Nadie ha conseguido, al menos de momento, hacer un recuento fiable de los premios literarios que se conceden en España. Si se meten en el mismo saco los premios comerciales y los que conceden entidades públicas y privadas, se obtienen cifras asombrosas.
Las estimaciones más prudentes manejan cantidades superiores al millar (1.264, según el Ministerio de Cultura). Otras fuentes doblan esta cantidad. Y me estoy refiriendo solamente a los premios literarios. Si les sumamos los premios de cine, de teatro, de danza, de música y de todos los rubros adscribibles al ámbito cultural, la cifra resultante por fuerza ha de ser de varios miles, en cualquier caso desorbitada.
Cabe suponer, sin exageración, que en España se conceden al día, en promedio, al menos media docena de premios culturales, puede que bastantes más. Es de chiste.

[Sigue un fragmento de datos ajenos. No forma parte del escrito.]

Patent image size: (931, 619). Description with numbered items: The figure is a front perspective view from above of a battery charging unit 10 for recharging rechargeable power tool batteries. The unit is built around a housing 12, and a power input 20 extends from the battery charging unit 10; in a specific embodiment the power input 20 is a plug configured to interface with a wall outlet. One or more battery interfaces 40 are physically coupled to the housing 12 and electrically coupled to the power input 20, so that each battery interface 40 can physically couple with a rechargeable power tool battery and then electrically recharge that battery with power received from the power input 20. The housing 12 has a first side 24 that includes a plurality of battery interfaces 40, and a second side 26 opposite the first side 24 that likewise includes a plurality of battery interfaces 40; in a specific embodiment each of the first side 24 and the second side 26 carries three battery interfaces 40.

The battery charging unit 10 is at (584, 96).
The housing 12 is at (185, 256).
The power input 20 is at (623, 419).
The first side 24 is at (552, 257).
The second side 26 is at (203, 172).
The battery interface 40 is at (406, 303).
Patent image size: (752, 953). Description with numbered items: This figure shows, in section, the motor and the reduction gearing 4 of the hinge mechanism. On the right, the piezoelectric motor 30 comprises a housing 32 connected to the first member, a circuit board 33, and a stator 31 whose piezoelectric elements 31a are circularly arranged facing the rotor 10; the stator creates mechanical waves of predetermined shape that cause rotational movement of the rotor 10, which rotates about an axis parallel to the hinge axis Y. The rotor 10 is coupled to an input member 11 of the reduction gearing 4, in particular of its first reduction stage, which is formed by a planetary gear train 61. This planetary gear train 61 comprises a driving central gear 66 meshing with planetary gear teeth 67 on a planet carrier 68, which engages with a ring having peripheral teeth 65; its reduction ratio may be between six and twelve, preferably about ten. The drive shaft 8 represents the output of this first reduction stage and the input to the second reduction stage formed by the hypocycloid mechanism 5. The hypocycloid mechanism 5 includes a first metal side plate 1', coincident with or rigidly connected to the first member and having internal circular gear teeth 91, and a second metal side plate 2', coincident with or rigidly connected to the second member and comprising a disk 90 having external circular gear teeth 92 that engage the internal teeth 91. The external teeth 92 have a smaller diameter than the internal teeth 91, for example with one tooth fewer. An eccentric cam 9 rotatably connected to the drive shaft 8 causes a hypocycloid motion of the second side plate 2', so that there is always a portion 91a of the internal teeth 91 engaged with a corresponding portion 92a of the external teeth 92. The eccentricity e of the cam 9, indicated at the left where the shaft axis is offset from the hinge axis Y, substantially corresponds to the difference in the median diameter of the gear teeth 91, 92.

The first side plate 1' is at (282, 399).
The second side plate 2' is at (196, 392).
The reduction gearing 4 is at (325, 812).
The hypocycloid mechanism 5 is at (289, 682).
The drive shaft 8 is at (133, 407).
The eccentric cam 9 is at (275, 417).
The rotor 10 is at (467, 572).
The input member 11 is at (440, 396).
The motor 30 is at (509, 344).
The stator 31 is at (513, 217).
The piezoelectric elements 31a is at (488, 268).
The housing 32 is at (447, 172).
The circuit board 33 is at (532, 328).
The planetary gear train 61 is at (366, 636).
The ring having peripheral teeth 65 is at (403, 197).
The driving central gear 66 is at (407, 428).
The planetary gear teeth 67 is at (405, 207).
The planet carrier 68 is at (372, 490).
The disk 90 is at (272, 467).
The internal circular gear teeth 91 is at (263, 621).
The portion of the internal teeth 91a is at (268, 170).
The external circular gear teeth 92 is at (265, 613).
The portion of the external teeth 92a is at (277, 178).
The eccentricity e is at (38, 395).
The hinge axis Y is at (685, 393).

En breve comenzará la gran traca otoñal de los premios literarios concedidos por editoriales. A estas alturas, da la impresión de que ya se ha dicho todo acerca de estos premios, una anomalía del sistema literario español con muy escasos equivalentes en el resto del mundo. Fuera de España, se sorprenden de la fortuna de la que goza en nuestro país esta fórmula de consagración, a todas luces sospechosa e inevitablemente tóxica.
En España se conceden más de 1.200 premios literarios al año. Una fórmula de consagración a todas luces sospechosa y tóxica.
En otras ocasiones he discurrido sobre las razones históricas de este turbio tinglado de los premios comerciales, que hace ya mucho perdió su justificación más plausible.
Hoy quiero preguntarme qué sentido tiene, y qué efectos, una abundancia tan insensata de premios de todo tipo. Pues el delirio es generalizado, va mucho más allá del mundo editorial y del sistema literario, y afecta –y subvierte– todo el sistema cultural, convirtiendo la excelencia en una moneda corriente, pura calderilla, y confiando los criterios para señalarla y destacarla a mecanismos movidos por intereses particulares, a menudo ligados a redes de influencia y de amiguismo, y sometidos a exigencias de rentabilidad económica.
Sobre el País de los Premios es inevitable concluir que no puede menos que ser algo permisivo con los cambalaches y las corruptelas de todo tipo. Siendo un país en el que los trabajadores del sector cultural suelen estar mal pagados, despilfarra millones en eventos de medio pelo a los que concurren muy ufanas autoridades, jerarcas y figurones de toda especie, siempre en proporción a las cantidades puestas en juego.
En el País de los Premios, el que hace más ruido es el que pone más dinero en la bolsa, dando lo mismo quién se la lleve.
Hay escritores y artistas especializados en acumular cuantos más premios mejor; cuya reputación, de hecho, se sostiene enteramente en la lista de premios obtenidos.
Hay una ciudadanía que sólo consume productos premiados, como si el marchamo de un premio supusiera ciertas garantías, un fiable control de calidad, cuando en realidad muy pocas veces es así, a la vista de cómo se constituyen y cómo funcionan la mayor parte de los jurados.
En el País de los Premios la crítica permanece relegada a un segundo o tercer plano, pues los propios medios que la albergan no renuncian a actuar como pantallas publicitarias de unas ceremonias mucho más llamativas que la solitaria y siempre cuestionable valoración de un simple reseñista.
En el País de los Premios los críticos terminan ellos mismos dando palmas. También ellos, cómo no, dan premios, y no renuncian tampoco a ser premiados.